In contrast, Chinese President Jiang Zemin has never been to Washington and has encouraged the normalization of relations with China's former enemy -- Russia.

Chinese leaders have Russian leanings

"A good majority of Chinese leadership today were trained in the Soviet Union in the 1950s," China analyst David Shambaugh explains.

"They are fluent Russian speakers. They have a perspective on Russia that the previous generation, Mao and even Deng Xiaoping, did not have. Mao and Deng were much more suspicious of Russia. This generation is suspicious of the West."

Analysts point to the events that led to the June 1989 military crackdown on students demonstrating for democracy in Tiananmen Square as having a major influence on Deng's successors. Jiang came to power following the massacre, and it was during this time that U.S.-China relations took a turn for the worse.

U.S. seen as trying to contain China?

In the years since, as Deng's health declined, consistent U.S. criticism of China's record on human rights, its trade practices and weapons sales have only increased the perception, particularly among China's top military brass, that the United States is out to contain China.

And because Jiang's future survival is dependent on the support of the military, he has tailored his policies to reflect an emphasis on nationalism and protecting Chinese sovereignty.

"With Deng not around, the military probably has more of an impact when it speaks than it would have had when Deng was around," analyst Doug Paal says.

"When it comes to sensitive issues like Taiwan or the South China Sea or other territorial disputes, you'll hear more from the military on those."

Chinese stress more nationalism

A case in point is the Taiwan crisis last March. Analysts say one reason China staged several rounds of military maneuvers and missile tests off the coast of Taiwan was that the hard-line military insisted on it.

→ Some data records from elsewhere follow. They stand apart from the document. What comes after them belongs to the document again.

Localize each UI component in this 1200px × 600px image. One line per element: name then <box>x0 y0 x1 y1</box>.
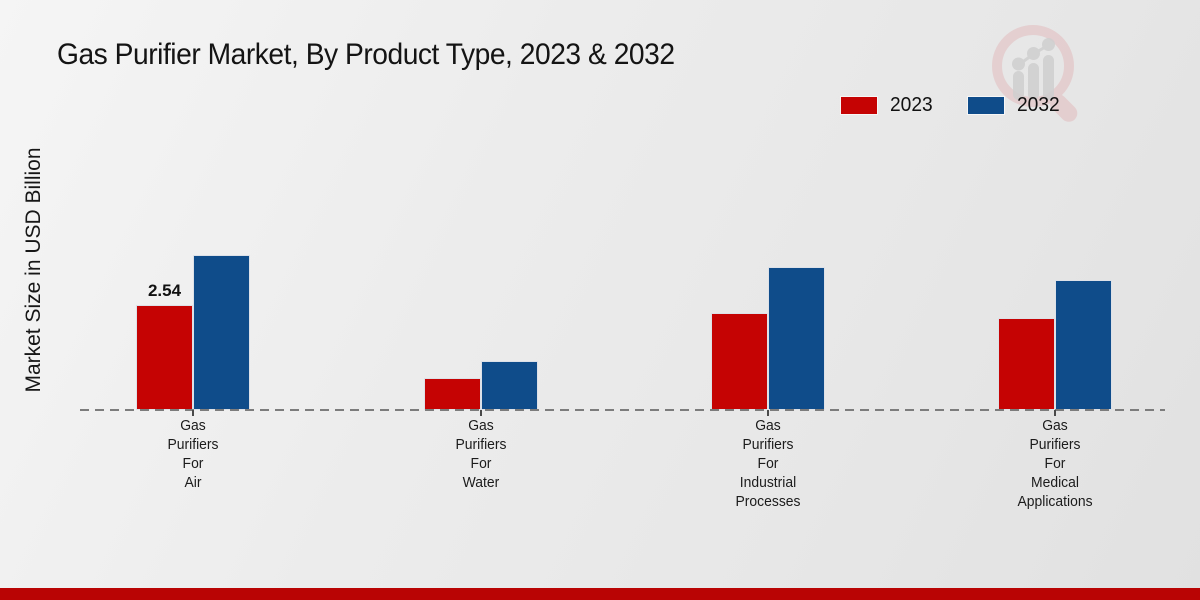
legend-item-2023: 2023 <box>840 94 935 117</box>
bar-2032-gas-purifiers-for-medical-applications <box>1055 280 1112 410</box>
magnifier-bar-chart-logo-icon <box>985 24 1085 124</box>
footer-red-bar <box>0 588 1200 600</box>
legend: 2023 2032 <box>840 94 1061 117</box>
data-label-2023-gas-purifiers-for-air: 2.54 <box>147 281 182 300</box>
x-axis-dashed-line <box>80 409 1165 411</box>
bar-2023-gas-purifiers-for-medical-applications <box>998 318 1055 410</box>
magnifier-ring <box>992 25 1078 122</box>
category-label-gas-purifiers-for-industrial-processes: Gas Purifiers For Industrial Processes <box>735 418 801 510</box>
bar-2023-gas-purifiers-for-industrial-processes <box>711 313 768 410</box>
bar-2032-gas-purifiers-for-air <box>193 255 250 410</box>
bar-2023-gas-purifiers-for-air <box>136 305 193 410</box>
x-axis-tick <box>192 410 194 416</box>
category-label-gas-purifiers-for-medical-applications: Gas Purifiers For Medical Applications <box>1017 418 1093 510</box>
bar-2023-gas-purifiers-for-water <box>424 378 481 410</box>
legend-label-2023: 2023 <box>890 94 933 116</box>
logo-bars <box>1012 38 1055 100</box>
category-label-gas-purifiers-for-water: Gas Purifiers For Water <box>455 418 507 491</box>
x-axis-tick <box>480 410 482 416</box>
legend-item-2032: 2032 <box>966 94 1062 117</box>
x-axis-tick <box>1054 410 1056 416</box>
legend-label-2032: 2032 <box>1016 94 1060 116</box>
bar-2032-gas-purifiers-for-water <box>481 361 538 410</box>
x-axis-tick <box>767 410 769 416</box>
legend-swatch-2032 <box>966 96 1005 115</box>
legend-swatch-2023 <box>840 96 878 115</box>
category-label-gas-purifiers-for-air: Gas Purifiers For Air <box>167 418 219 491</box>
bar-2032-gas-purifiers-for-industrial-processes <box>768 267 825 410</box>
chart-title: Gas Purifier Market, By Product Type, 20… <box>57 38 675 71</box>
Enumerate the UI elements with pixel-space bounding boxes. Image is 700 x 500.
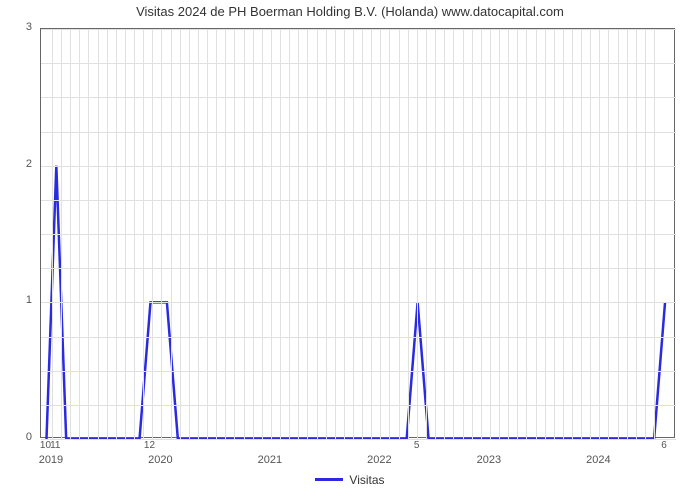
x-tick-label: 2022 xyxy=(367,454,391,466)
y-tick-label: 2 xyxy=(0,158,32,170)
y-tick-label: 1 xyxy=(0,294,32,306)
x-inner-tick-label: 12 xyxy=(144,440,155,451)
chart-container: Visitas 2024 de PH Boerman Holding B.V. … xyxy=(0,0,700,500)
legend-swatch xyxy=(315,478,343,481)
legend-label: Visitas xyxy=(349,473,384,487)
x-tick-label: 2019 xyxy=(39,454,63,466)
y-tick-label: 3 xyxy=(0,21,32,33)
legend-item: Visitas xyxy=(315,473,384,487)
x-inner-tick-label: 5 xyxy=(414,440,420,451)
x-tick-label: 2023 xyxy=(477,454,501,466)
x-inner-tick-label: 11 xyxy=(50,440,60,451)
x-inner-tick-label: 6 xyxy=(661,440,667,451)
x-tick-label: 2024 xyxy=(586,454,610,466)
legend: Visitas xyxy=(0,470,700,487)
y-tick-label: 0 xyxy=(0,431,32,443)
x-tick-label: 2021 xyxy=(258,454,282,466)
x-tick-label: 2020 xyxy=(148,454,172,466)
plot-area xyxy=(40,28,675,438)
chart-title: Visitas 2024 de PH Boerman Holding B.V. … xyxy=(0,4,700,19)
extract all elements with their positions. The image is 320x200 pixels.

The last thing Jiang could afford was to appear to be letting Taiwan, which China considers a renegade province, slip away.

In effect, China's foreign policy had entered a post-Deng era long before he died. For that reason, there shouldn't be a dramatic difference in China's immediate future dealings with the rest of the world.

The trend seems to be headed toward more nationalism, strengthened ties with Asian neighbors and wariness toward the West -- particularly the United States.